Xu B, Feng Y, Gan L, Zhang Y, Jiang W, Feng J, Yu L. Vitamin D Status in Children With Short Stature: Accurate Determination of Serum Vitamin D Components Using High-Performance Liquid Chromatography-Tandem Mass Spectrometry.
Front Endocrinol (Lausanne) 2021;
12:707283. [PMID:
34721288 PMCID:
PMC8548707 DOI:
10.3389/fendo.2021.707283]
[Citation(s) in RCA: 5] [Impact Index Per Article: 1.7] [Reference Citation Analysis] [Abstract] [Key Words] [MESH Headings] [Track Full Text] [Download PDF] [Figures] [Journal Information] [Submit a Manuscript] [Subscribe] [Scholar Register] [Received: 05/09/2021] [Accepted: 09/03/2021] [Indexed: 12/03/2022] Open
Abstract
OBJECTIVE
Vitamin D is critical for calcium and bone metabolism. Vitamin D insufficiency impairs skeletal mineralization and bone growth rate during childhood, thus affecting height and health. Vitamin D status in children with short stature is sparsely reported. The purpose of the current study was to investigate various vitamin D components by high-performance liquid chromatography-tandem mass spectrometry (LC-MS/MS) to better explore vitamin D storage of short-stature children in vivo.
METHODS
Serum circulating levels of 25-hydroxyvitamin D2 [25(OH)D2], 25-hydroxyvitamin D3 [25(OH)D3], and 3-epi-25-hydroxyvitamin D3 [3-epi-25(OH)D3, C3-epi] were accurately computed using the LC-MS/MS method. Total 25(OH)D [t-25(OH)D] and ratios of 25(OH)D2/25(OH)D3 and C3-epi/25(OH)D3 were then respectively calculated.
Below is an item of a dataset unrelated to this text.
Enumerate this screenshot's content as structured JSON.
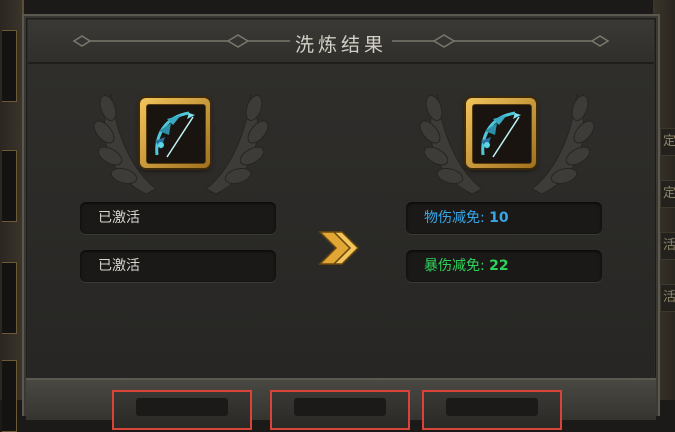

Free 25(OH)D [f-25(OH)D] was also measured.
RESULTS
25(OH)D3 and f-25(OH)D levels in short-stature subgroups 2 (school age: 7~12 years old) and 3 (adolescence: 13~18 years old) were significantly lower compared with those of healthy controls. By contrast, C3-epi levels and C3-epi/25(OH)D3 ratios in all the three short-stature subgroups were markedly higher than the corresponding healthy cases. Based on cutoff values developed by Endocrine Society Recommendation (but not suitable for methods 2 and 3), sufficient storage capacities of vitamin D in short-stature subgroups 1, 2, and 3 were 42.8%, 23.8%, and 9.0% as determined by Method 3 [25(OH)D2/3+25(OH)D3], which were lower than those of 57.1%, 28.6%, and 18.2% as determined by Method 1 [25(OH)D2+25(OH)D3+C3-epi] and 45.7%, 28.5%, and 13.6% as determined by Method 2 [25(OH)D2/3+25(OH)D3+C3-epi]. Levels of 25(OH)D2 were found to be weakly negatively correlated with those of 25(OH)D3, and higher 25(OH)D3 levels were positively correlated with higher levels of C3-epi in both short-stature and healthy control cohorts. Furthermore, f-25(OH)D levels were positively associated with 25(OH)D3 and C3-epi levels in children.
CONCLUSIONS
The current LC-MS/MS technique can not only separate 25(OH)D2 from 25(OH)D3 but also distinguish C3-epi from 25(OH)D3. Measurement of t-25(OH)D [25(OH)D2+25(OH)D3] alone may overestimate vitamin D storage in children, and short-stature children had lower vitamin D levels compared with healthy subjects. Ratios of C3-epi/25(OH)D3 and 25(OH)D2/25(OH)D3 might be alternative markers for vitamin D catabolism/storage in short-stature children. Further studies are needed to explore the relationships and physiological roles of various vitamin D metabolites.